Should the U.S. Supreme Court revisit one of the bedrock doctrines of securities class action litigation? That’s a question the court is set to ponder Friday, when the justices weigh whether to grant certiorari in Erica P. John Fund v. Halliburton.

Halliburton’s lawyers at Baker Botts have taken aim at the fraud-on-the-market theory that establishes the necessary element of reliance at the class certification stage in securities cases. If the court decides to abandon this 25-year-old doctrine, it would restore a huge obstacle for the securities plaintiffs bar and throw the future of large investor class actions into serious question.

The court could announce its cert decision as early as Monday.

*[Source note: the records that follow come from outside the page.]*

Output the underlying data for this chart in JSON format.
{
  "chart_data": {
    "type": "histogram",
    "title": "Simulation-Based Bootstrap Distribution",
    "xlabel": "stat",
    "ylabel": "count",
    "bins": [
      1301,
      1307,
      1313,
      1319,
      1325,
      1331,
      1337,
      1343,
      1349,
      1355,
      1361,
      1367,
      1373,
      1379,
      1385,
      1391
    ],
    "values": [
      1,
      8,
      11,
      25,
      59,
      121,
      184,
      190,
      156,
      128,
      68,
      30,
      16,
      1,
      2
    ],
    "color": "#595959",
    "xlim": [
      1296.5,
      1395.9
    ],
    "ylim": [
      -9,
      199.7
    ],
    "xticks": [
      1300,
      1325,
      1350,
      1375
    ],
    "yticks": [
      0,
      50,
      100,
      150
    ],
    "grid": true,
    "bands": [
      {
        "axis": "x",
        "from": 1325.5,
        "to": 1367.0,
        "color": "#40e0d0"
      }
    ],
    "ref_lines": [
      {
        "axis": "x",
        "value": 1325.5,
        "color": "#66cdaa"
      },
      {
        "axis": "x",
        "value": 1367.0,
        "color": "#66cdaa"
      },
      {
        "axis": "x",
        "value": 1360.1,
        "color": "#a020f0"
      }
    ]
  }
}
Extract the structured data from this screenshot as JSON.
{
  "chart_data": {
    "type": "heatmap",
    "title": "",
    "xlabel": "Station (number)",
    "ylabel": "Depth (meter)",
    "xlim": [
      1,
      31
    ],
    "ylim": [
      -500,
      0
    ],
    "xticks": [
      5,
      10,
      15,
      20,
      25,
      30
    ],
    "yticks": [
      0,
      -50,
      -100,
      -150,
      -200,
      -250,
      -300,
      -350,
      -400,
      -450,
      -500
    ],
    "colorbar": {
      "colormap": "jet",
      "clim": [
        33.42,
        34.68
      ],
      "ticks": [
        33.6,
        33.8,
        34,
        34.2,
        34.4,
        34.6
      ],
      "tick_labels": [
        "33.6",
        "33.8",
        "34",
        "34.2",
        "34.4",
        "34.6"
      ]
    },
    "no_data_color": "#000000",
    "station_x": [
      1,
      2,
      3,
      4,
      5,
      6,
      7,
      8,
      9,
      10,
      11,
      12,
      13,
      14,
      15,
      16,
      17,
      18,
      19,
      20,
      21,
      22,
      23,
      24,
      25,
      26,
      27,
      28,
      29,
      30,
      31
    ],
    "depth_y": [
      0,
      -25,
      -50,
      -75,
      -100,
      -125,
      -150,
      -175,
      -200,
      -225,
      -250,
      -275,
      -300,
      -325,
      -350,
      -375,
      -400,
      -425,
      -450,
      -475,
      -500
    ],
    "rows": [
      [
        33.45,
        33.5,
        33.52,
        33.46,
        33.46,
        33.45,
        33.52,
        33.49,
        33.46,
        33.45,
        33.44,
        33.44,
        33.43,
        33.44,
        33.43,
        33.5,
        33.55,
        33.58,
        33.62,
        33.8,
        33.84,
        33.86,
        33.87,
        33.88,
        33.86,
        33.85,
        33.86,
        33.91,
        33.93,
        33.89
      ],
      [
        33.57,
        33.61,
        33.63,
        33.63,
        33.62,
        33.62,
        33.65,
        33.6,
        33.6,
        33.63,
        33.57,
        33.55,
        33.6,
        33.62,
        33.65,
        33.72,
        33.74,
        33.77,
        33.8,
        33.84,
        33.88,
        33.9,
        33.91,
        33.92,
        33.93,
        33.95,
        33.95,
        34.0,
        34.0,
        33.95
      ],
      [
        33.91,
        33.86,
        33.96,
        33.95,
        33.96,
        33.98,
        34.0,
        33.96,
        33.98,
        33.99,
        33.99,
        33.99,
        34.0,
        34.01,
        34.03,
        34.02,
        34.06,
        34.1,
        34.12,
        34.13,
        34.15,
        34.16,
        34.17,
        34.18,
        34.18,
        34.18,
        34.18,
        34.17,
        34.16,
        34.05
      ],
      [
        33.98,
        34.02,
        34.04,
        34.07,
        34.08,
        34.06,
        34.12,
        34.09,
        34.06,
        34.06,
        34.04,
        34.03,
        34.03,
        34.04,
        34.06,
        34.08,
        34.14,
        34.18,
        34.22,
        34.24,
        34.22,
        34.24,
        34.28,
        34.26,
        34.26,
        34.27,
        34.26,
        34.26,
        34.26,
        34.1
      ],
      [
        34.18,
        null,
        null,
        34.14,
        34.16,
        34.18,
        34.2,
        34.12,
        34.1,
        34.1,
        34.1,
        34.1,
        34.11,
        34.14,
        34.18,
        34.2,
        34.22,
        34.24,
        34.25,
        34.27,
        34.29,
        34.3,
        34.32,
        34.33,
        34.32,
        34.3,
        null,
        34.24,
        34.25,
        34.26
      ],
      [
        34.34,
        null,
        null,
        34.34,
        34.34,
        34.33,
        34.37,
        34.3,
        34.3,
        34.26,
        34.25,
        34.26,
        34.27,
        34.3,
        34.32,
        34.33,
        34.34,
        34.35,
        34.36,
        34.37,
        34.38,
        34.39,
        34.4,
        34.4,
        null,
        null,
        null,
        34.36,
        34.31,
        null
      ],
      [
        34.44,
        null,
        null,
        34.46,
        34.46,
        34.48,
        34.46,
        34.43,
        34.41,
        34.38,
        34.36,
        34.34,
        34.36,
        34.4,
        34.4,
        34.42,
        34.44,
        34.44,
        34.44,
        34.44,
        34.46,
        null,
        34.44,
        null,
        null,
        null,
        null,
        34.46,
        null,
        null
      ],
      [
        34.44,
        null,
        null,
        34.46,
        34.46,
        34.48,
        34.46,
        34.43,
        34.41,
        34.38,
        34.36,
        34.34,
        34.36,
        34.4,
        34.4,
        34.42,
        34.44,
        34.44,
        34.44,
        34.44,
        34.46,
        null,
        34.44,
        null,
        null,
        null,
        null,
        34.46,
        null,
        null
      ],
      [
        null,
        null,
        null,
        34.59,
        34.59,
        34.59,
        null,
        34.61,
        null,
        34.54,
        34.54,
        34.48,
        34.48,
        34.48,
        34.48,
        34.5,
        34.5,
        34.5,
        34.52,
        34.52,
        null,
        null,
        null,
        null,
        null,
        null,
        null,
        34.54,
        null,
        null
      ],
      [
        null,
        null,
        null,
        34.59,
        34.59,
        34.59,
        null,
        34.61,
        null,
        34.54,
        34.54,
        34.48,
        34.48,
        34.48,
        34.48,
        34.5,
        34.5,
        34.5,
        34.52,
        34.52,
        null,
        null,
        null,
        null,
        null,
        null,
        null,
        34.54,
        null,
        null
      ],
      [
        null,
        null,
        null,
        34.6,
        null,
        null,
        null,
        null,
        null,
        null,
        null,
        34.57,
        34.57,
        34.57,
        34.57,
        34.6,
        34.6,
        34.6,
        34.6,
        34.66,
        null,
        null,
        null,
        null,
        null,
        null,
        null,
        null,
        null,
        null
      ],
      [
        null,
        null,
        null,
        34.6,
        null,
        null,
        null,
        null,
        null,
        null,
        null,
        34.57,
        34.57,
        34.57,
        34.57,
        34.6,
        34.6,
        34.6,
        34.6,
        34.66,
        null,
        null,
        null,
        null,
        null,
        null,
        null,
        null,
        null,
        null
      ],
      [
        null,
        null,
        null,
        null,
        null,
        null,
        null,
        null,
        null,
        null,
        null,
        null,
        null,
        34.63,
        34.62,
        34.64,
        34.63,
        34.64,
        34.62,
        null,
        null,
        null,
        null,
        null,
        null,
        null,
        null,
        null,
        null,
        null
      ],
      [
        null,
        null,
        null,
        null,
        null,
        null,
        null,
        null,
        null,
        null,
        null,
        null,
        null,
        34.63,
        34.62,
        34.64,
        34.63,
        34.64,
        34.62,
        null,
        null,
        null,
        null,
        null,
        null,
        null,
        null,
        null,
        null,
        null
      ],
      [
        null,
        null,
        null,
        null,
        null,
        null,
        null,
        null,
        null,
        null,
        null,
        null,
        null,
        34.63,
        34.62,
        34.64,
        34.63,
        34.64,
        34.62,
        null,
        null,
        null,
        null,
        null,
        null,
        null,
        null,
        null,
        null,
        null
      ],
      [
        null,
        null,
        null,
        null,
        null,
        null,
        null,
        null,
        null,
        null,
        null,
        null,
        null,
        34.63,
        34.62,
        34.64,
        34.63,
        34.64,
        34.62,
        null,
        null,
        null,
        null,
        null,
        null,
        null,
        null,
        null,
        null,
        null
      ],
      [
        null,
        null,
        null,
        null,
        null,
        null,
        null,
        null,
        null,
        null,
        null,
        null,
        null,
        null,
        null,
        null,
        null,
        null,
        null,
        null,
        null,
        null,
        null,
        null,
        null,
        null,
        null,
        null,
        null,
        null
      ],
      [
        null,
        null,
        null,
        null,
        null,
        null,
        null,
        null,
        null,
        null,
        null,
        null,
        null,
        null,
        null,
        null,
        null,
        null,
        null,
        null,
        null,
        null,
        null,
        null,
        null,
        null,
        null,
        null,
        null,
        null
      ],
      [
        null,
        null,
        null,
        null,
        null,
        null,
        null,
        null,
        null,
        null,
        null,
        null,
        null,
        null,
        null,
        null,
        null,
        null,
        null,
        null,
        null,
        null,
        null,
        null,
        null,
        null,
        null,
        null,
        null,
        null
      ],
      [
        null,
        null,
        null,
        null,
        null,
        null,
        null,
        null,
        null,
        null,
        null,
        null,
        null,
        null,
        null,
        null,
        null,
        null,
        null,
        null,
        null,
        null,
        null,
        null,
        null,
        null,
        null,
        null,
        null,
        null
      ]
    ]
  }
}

Four justices must approve a cert petition.

In Halliburton’s cert petition, the company argues that the court should overturn its 1988 ruling in Basic v. Levinson, which establishes the fraud-on-the-market presumption at the class certification stage. Under Basic, courts can presume that all investors relied on an alleged misrepresentation when they bought or sold their securities. The court concluded that efficient markets reflect all available information, including public false statements. Without this presumption, plaintiffs seeking class cert would have to show that they all relied on the allegedly misleading information and that common issues predominate in the nature of that reliance. That would be a high hurdle under Dukes v. Wal-Mart.

Baker Botts argues that the economic theory that the court relied on in Basic has been discredited.

Basic’s naïve understanding of market efficiency and its simplistic view that market prices rationally convey information are at war with economic reality,” Halliburton’s petition states.